Tuesday 31 July 2007

If you can stand the heat...



I write this from the wonderful and much-better-than-it-sounds Hotel Krapi

Sometimes people say to me, "what should one do when visiting Finland." I look at them with a a wise and knowing expression and I tell them that there are in fact precisely two things you should do when you are in Finland. Yesterday I did both of them.

The first and best thing that you should enjoy on any visit to this country, in fact the greatest contribution that the Finnish people have made to the world (and this includes Salmiaki) is of course Sauna. Now, I'm not talking about an electric sauna hear as mildly pleasant as it might be. It has to be heated by a wood-burning stove. And preferably within running naked distance from the sea or a lake. Smoke-saunas are in a league of their own but being British, anything that involves real flames does it for me.

Last night we went with Kaarina's cousin Petri to his minimöki on Lammassaari or "Sheep Island" which is strangely enough not an island and is right in the middle of Helsinki. You walk some distance accross what was once perhaps sea and is now a swamp (or suo) on a raised wooden path (I think we call these "duckboards" in English". Then you come to a charming community of tiny, but perfectly formed, red cottages. No running water, electricity and shared compost toilets.

And after our salmontrout barbeque, Petri and I, leaving Kaarina to read comics, walked through the rain to the communal sauna. Two gentleman, rather the worse for drink were just leaving and in fact left their saussages cooking on the stones. But we had a marvellous sauna...Petri does like it hot and poured ladle after ladle of water on the stones until I could take no more and ran through the falling rain into the murky sea.

Above the door was a sign which roughly translated, read...

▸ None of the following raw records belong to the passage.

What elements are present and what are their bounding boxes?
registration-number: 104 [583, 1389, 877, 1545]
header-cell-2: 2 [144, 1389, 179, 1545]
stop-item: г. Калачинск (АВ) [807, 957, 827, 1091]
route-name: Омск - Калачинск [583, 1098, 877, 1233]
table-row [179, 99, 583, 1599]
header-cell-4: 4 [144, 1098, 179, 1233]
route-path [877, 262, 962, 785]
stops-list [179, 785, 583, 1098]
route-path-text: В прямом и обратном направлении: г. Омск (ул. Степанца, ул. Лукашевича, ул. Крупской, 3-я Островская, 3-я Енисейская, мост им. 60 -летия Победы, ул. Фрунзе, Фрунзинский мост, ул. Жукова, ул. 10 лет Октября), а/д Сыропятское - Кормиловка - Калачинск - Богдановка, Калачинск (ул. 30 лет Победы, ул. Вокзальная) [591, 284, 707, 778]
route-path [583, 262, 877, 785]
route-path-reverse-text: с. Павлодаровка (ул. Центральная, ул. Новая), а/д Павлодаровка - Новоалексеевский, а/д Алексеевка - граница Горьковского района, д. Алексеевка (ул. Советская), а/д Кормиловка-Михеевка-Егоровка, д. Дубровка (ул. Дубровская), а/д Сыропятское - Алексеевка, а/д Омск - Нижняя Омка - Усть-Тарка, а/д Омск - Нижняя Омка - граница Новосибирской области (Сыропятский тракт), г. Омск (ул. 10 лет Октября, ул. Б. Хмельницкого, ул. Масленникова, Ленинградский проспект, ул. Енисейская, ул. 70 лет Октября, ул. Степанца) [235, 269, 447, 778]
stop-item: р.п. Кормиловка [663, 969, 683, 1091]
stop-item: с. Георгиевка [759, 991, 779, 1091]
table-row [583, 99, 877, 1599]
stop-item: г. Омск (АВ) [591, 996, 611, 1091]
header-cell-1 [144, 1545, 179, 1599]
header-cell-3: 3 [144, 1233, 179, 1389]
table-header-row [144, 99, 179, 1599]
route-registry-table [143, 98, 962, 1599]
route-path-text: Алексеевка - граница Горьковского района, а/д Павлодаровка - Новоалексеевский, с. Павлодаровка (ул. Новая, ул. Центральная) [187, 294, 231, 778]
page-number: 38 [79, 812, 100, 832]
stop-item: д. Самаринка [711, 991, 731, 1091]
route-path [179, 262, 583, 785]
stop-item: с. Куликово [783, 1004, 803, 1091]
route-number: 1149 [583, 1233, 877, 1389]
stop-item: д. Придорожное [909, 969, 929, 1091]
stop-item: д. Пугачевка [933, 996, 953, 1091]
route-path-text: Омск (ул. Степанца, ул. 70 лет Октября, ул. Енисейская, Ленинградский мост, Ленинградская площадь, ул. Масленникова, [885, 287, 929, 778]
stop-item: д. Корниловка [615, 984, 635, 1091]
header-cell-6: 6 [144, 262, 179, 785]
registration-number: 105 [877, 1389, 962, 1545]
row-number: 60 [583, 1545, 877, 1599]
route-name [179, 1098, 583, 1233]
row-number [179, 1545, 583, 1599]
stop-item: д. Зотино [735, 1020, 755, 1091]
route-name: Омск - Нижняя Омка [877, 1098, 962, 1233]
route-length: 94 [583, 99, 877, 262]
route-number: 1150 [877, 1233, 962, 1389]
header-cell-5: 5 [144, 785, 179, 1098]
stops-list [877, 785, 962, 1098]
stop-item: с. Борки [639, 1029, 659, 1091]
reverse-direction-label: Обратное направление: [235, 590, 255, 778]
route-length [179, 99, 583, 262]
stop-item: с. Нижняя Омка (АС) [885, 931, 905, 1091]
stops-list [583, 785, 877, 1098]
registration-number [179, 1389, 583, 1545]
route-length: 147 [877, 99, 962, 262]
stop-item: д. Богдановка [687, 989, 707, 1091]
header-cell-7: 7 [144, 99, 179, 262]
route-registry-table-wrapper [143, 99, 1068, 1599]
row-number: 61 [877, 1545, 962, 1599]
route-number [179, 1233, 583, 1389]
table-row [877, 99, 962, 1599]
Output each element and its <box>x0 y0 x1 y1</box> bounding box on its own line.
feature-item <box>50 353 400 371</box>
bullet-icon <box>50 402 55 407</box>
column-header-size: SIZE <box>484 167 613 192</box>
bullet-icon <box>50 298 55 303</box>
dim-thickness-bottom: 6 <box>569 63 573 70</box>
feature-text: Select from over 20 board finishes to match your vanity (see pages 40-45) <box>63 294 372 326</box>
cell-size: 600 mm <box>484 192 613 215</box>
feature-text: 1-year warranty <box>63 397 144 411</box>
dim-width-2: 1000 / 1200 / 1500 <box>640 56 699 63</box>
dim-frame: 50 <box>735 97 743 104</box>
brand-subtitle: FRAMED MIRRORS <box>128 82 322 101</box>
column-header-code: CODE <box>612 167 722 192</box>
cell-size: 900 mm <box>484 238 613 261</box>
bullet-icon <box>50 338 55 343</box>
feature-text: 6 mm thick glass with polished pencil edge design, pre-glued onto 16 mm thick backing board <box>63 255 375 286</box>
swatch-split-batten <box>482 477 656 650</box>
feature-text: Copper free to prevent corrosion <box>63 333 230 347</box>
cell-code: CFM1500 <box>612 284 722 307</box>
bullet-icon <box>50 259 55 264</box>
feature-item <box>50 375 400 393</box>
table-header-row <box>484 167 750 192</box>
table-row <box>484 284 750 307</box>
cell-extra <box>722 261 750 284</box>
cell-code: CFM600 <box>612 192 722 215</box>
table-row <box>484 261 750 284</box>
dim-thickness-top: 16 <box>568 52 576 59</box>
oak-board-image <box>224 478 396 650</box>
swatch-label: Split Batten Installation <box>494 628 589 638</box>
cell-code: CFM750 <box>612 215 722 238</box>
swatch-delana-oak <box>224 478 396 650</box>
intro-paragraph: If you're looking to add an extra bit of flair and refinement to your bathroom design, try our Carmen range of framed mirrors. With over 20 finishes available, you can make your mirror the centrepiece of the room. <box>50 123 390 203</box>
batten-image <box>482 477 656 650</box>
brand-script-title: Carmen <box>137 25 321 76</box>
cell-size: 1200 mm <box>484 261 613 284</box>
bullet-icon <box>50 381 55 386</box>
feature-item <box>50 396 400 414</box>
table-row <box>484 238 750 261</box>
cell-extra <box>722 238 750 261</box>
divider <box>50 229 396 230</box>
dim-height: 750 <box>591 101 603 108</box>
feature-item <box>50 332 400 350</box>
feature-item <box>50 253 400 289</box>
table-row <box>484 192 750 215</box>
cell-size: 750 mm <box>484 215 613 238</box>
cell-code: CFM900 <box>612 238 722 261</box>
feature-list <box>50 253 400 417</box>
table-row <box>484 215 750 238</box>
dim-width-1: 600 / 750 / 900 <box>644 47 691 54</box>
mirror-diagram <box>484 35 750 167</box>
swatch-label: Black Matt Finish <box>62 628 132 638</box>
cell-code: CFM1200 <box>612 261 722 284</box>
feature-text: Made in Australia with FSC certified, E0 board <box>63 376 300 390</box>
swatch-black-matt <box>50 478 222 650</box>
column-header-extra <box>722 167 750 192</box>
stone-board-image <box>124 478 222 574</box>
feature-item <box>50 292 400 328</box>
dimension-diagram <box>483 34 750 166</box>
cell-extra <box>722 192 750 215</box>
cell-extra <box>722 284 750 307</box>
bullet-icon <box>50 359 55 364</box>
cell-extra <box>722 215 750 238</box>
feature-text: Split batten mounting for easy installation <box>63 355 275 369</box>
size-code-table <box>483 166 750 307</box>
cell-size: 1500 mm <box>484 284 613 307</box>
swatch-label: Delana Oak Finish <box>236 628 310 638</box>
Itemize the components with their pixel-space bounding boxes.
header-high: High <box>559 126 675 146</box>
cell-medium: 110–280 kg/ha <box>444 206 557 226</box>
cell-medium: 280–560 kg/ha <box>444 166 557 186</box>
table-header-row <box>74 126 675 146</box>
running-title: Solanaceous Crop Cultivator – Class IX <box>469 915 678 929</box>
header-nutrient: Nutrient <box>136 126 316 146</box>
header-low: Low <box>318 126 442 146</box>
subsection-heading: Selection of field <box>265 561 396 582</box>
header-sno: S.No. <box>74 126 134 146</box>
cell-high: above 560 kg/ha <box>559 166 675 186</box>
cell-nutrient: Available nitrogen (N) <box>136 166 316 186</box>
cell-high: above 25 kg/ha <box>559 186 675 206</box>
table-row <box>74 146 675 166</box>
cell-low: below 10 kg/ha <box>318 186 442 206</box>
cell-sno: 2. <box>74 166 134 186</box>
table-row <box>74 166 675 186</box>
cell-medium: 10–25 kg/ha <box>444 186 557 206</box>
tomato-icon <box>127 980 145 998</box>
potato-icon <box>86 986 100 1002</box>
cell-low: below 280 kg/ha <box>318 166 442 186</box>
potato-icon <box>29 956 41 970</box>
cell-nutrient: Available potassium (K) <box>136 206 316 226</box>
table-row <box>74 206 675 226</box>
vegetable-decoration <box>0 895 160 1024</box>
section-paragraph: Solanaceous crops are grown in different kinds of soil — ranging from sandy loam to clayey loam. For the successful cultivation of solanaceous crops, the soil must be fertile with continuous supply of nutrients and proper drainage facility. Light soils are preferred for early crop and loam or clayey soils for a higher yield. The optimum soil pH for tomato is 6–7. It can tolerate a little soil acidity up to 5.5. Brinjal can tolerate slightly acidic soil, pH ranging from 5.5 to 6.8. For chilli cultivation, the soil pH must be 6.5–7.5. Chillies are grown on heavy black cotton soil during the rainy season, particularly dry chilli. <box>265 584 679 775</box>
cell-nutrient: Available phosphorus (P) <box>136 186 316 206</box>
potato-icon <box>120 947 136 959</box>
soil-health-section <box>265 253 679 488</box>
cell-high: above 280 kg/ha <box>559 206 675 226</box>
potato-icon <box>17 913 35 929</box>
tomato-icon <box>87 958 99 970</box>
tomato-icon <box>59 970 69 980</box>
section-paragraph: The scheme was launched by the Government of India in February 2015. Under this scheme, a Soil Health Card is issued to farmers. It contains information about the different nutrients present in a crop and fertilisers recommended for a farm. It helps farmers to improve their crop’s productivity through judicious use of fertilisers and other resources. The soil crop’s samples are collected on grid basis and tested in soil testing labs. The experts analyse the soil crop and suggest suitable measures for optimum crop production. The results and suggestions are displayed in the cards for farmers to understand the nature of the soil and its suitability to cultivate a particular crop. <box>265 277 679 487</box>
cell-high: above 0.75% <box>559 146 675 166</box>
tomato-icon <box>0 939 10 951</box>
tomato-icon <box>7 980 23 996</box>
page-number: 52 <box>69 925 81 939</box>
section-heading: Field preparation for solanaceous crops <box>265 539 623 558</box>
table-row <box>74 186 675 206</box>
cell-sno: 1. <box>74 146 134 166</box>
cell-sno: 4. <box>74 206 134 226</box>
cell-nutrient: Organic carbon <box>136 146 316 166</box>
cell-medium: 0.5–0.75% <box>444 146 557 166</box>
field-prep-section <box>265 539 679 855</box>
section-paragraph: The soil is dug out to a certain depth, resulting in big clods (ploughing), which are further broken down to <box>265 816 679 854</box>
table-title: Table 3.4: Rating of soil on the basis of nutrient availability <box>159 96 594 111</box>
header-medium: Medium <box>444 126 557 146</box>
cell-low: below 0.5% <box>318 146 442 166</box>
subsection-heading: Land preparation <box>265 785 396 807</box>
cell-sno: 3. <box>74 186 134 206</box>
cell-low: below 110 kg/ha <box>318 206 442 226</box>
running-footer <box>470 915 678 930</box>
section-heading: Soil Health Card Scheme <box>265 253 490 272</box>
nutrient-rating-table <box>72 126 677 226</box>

When the organs* of the sauna play
One forgets all one´s worries and sorrows


And how very true this is. There is no anxiety, no nagging niggle that can´t be sweated out and washed away after an hour spent with good company in the sauna.

The second thing which I had done earlier is to experience the attentions of a Finnish massage therapists. Don´t expect a flakey aromatherpy dusting down, if you've got an aching muscle, prepared to have it punished a bit. But these people really know their stuff and you come out feeling like you´ve just slept for a week. In fact yesterday afternoon, I did actually sleep through most of it. A pity really because, to me, being kneaded by an expert is possibly the most relaxing and pleasurable thing I know.